According to their news release, typically scientists and researchers spend hours each day studying images to understand “dust devils, avalanches, and shifting dunes,” and approximately 40 minutes to scan a single Context Camera image; however this tool will significantly reduce the processing time and advance the workflow massively.
The launch of this tool is a part of a broader NASA’s bigger effort — COSMIC — capturing onboard summarization to monitor image change that develops technologies for future generations of Mars orbiters.
How Has The Tool Been Created?
In order to train the AI tool, or also known as the crater classifier, the researchers and scientists fed the model 6,830 Context Camera images. These images are taken from the context cameras as well as those of locations with previously discovered impacts — confirmed via HiRISE.
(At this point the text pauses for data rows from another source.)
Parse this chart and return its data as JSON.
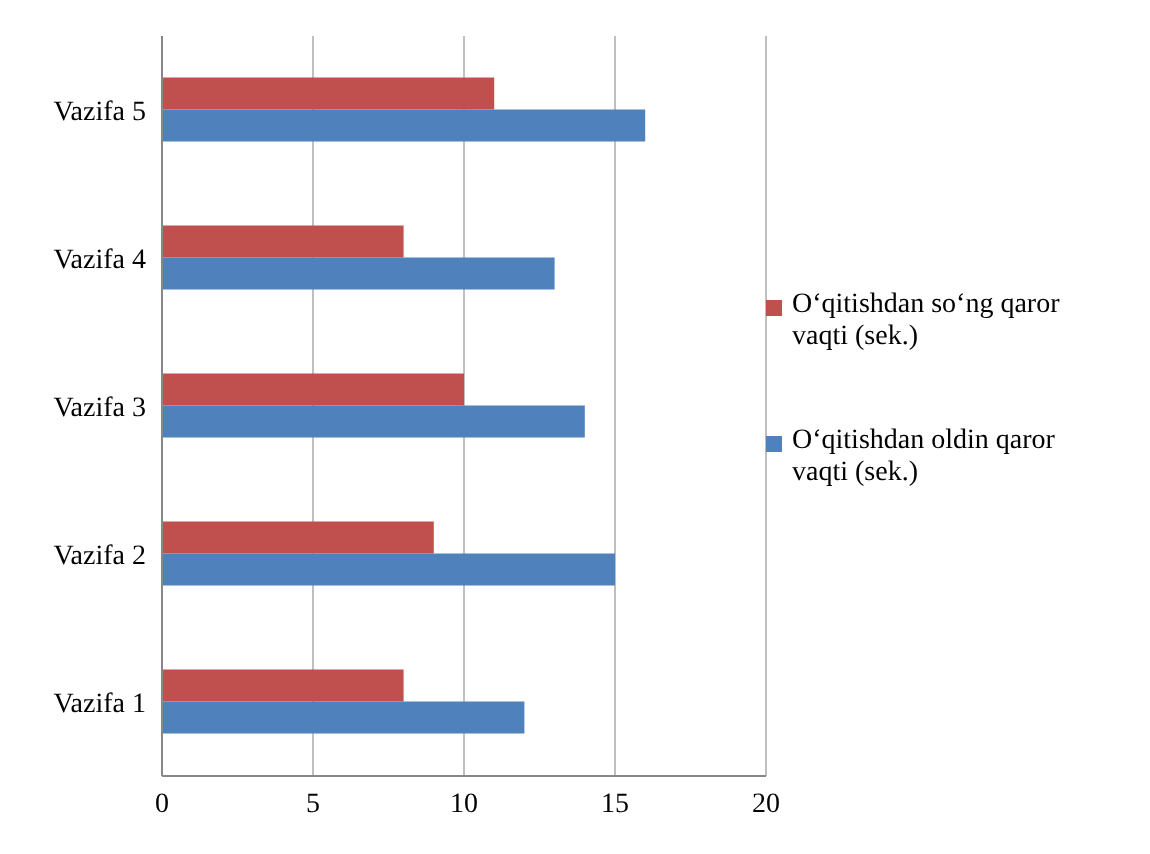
{
  "chart_data": {
    "type": "bar",
    "orientation": "horizontal",
    "categories": [
      "Vazifa 5",
      "Vazifa 4",
      "Vazifa 3",
      "Vazifa 2",
      "Vazifa 1"
    ],
    "series": [
      {
        "name": "O‘qitishdan so‘ng qaror vaqti (sek.)",
        "color": "#c0504d",
        "values": [
          11,
          8,
          10,
          9,
          8
        ]
      },
      {
        "name": "O‘qitishdan oldin qaror vaqti (sek.)",
        "color": "#4f81bd",
        "values": [
          16,
          13,
          14,
          15,
          12
        ]
      }
    ],
    "xlim": [
      0,
      20
    ],
    "xticks": [
      0,
      5,
      10,
      15,
      20
    ],
    "grid": "x",
    "legend": "right"
  }
}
Once the model has been trained, the tool is equipped with 112,000 images that have been taken by the Context Camera on NASA’s Mars Reconnaissance Orbiter. The training of the model was done on a supercomputer cluster at JPL, which was created by dozens of high-performance computers that can operate in concert with one another. Such advancement will help the scientists in reducing the processing time to an average of just five seconds.
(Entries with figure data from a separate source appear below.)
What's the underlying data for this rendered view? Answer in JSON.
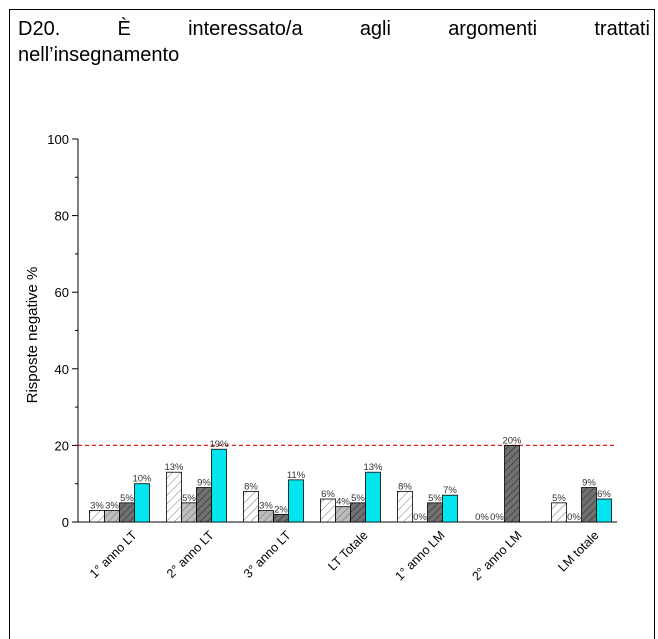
{
  "question": {
    "line1_words": [
      "D20.",
      "È",
      "interessato/a",
      "agli",
      "argomenti",
      "trattati"
    ],
    "line2": "nell’insegnamento"
  },
  "chart_data": {
    "type": "bar",
    "ylabel": "Risposte negative %",
    "ylim": [
      0,
      100
    ],
    "yticks": [
      0,
      20,
      40,
      60,
      80,
      100
    ],
    "threshold": 20,
    "categories": [
      "1° anno LT",
      "2° anno LT",
      "3° anno LT",
      "LT Totale",
      "1° anno LM",
      "2° anno LM",
      "LM totale"
    ],
    "series": [
      {
        "values": [
          3,
          13,
          8,
          6,
          8,
          0,
          5
        ],
        "labels": [
          "3%",
          "13%",
          "8%",
          "6%",
          "8%",
          "0%",
          "5%"
        ],
        "fill": "#ffffff",
        "pattern": "light-hatch"
      },
      {
        "values": [
          3,
          5,
          3,
          4,
          0,
          0,
          0
        ],
        "labels": [
          "3%",
          "5%",
          "3%",
          "4%",
          "0%",
          "0%",
          "0%"
        ],
        "fill": "#bdbdbd",
        "pattern": "hatch"
      },
      {
        "values": [
          5,
          9,
          2,
          5,
          5,
          20,
          9
        ],
        "labels": [
          "5%",
          "9%",
          "2%",
          "5%",
          "5%",
          "20%",
          "9%"
        ],
        "fill": "#707070",
        "pattern": "dark-hatch"
      },
      {
        "values": [
          10,
          19,
          11,
          13,
          7,
          null,
          6
        ],
        "labels": [
          "10%",
          "19%",
          "11%",
          "13%",
          "7%",
          "",
          "6%"
        ],
        "fill": "#00e5ee",
        "pattern": "solid"
      }
    ],
    "colors": {
      "threshold_line": "#e02020",
      "axis": "#000000",
      "text": "#000000"
    }
  }
}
While this model development process was going on, the scientists have undergone some significant challenges, one was to figure out “how to run up to 750 copies of the classifier across the entire cluster simultaneously,” stated by the JPL computer scientist Gary Doran.
To explain it, Doran said, technically, it isn’t feasible to process over 112,000 images in a reasonable amount of time without distributing the work across many computers, and that’s why it was required to split the problem into smaller pieces that can be solved in parallel.
However though this advancement made a massive change in scientist workflow, the classifier still requires a human to check its work.
To this point, JPL computer scientist Kiri Wagstaff stated, artificial intelligence can’t replace the skilled analysis work of a scientist; however, this new algorithm can act as an assistant. “This paves the way for an exciting symbiosis of human and AI’ investigators’ working together to accelerate scientific discovery.”
MRO’s Context Camera usually captures low-resolution images covering hundreds of miles or kilometres at a time; however, this instrument can assist in locating blast marks around an impact and help them specify the location to look for.
With such an advancement in hand — August 2020 witnessed a dark smudge detected by the classifier in a region called Noctis Fossae was, in fact, the cluster of craters, confirmed by HiRISE. “The team has already submitted more than 20 additional candidates for HiRISE to check out,” stated by the new release.
According to the release, while this crater classifier runs on Earth-bound computers, the key to develop use similar classification technology on future Mars orbiters. This would help narrow down orbital imagery for scientists to investigate further and provide a complete picture of how often meteors strike Mars, stated by a Georgia Tech graduate student who worked on the classifier as an intern at JPL.
Some other scientists at JPL are hopeful with the new tool where it could offer a complete picture of meteors striking on Mars and will also reveal small impacts in areas which were undiscovered before. In fact, the more craters that are analysed, the more scientists can know about its size, shape, and frequency of meteor impacts on Mars.